Pandemic Tracking via Mobile – Part 2
The Japan Times picked up on this thread, regarding the use of mobile phones to manage pandemics, with details of a funding proposal to the Ministry of Communications. Basically a disease-tracking system using GPS, the SoftBank subsidiary plans to run an initial pilot by outfitting 1,000 elementary school students with handsets to trial the program. This is one of several dozen approved funding proposals and, as we mentioned earlier, a natural attention grabber considering the combination of recent panics and predictable privacy issues.

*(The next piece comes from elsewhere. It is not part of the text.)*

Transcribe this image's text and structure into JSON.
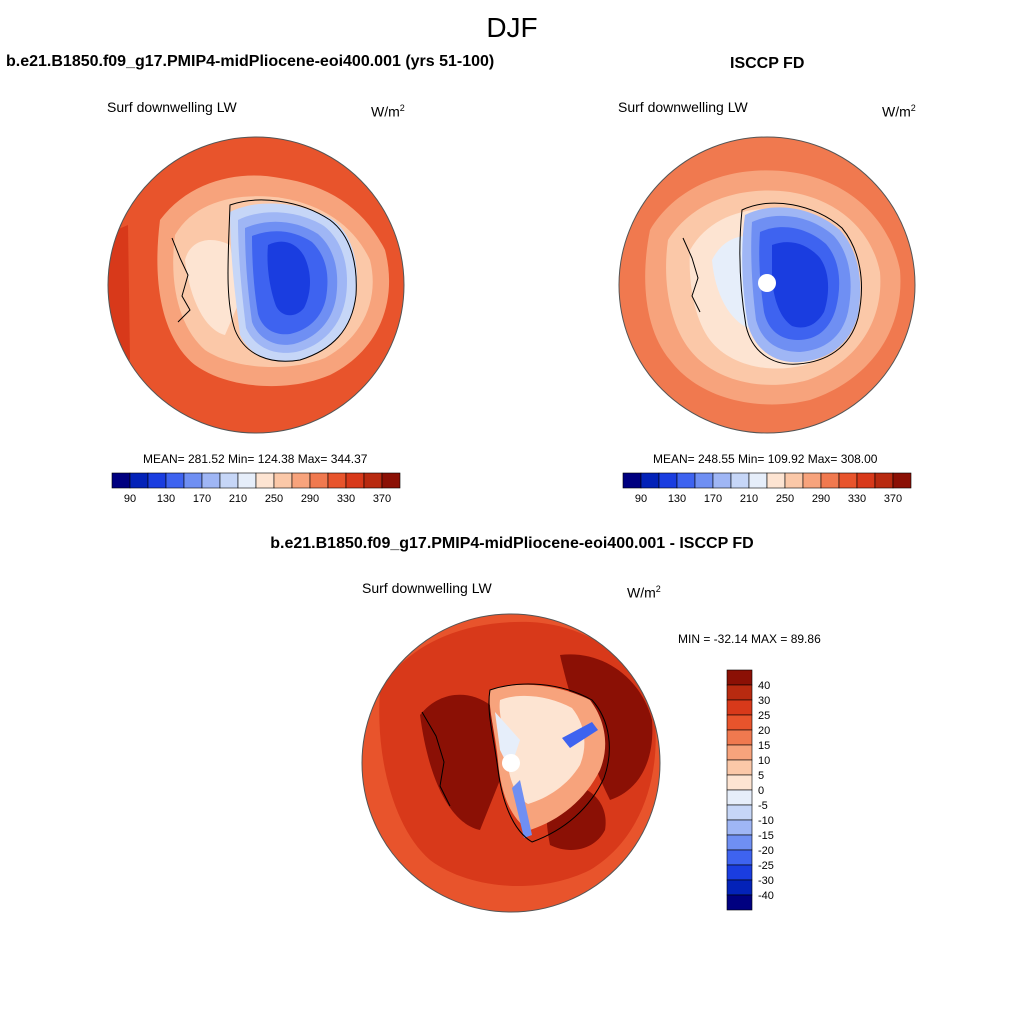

“The number of people infected by such a disease quickly doubles, triples and quadruples as it spreads. If this rate is decreased by even a small amount, it has a big effect in keeping the overall outbreak in check,” said Masato Takahashi, who works on infrastructure strategy at Softbank.
He demonstrates with a calculation: If an infected person makes about three more people sick per day, and each newly infected person then makes another three people sick, on the 10th day about 60,000 people would catch the disease. If each sick person instead infected two people a day, on the 10th day about 1,000 people would get sick.
Interesting target on the youth angle, plays into the parents concerns and has added bonus of the next-gen. growing up with these activities as a natural part of life. We’re digging for more deets on MIC’s decision for this and other proposals.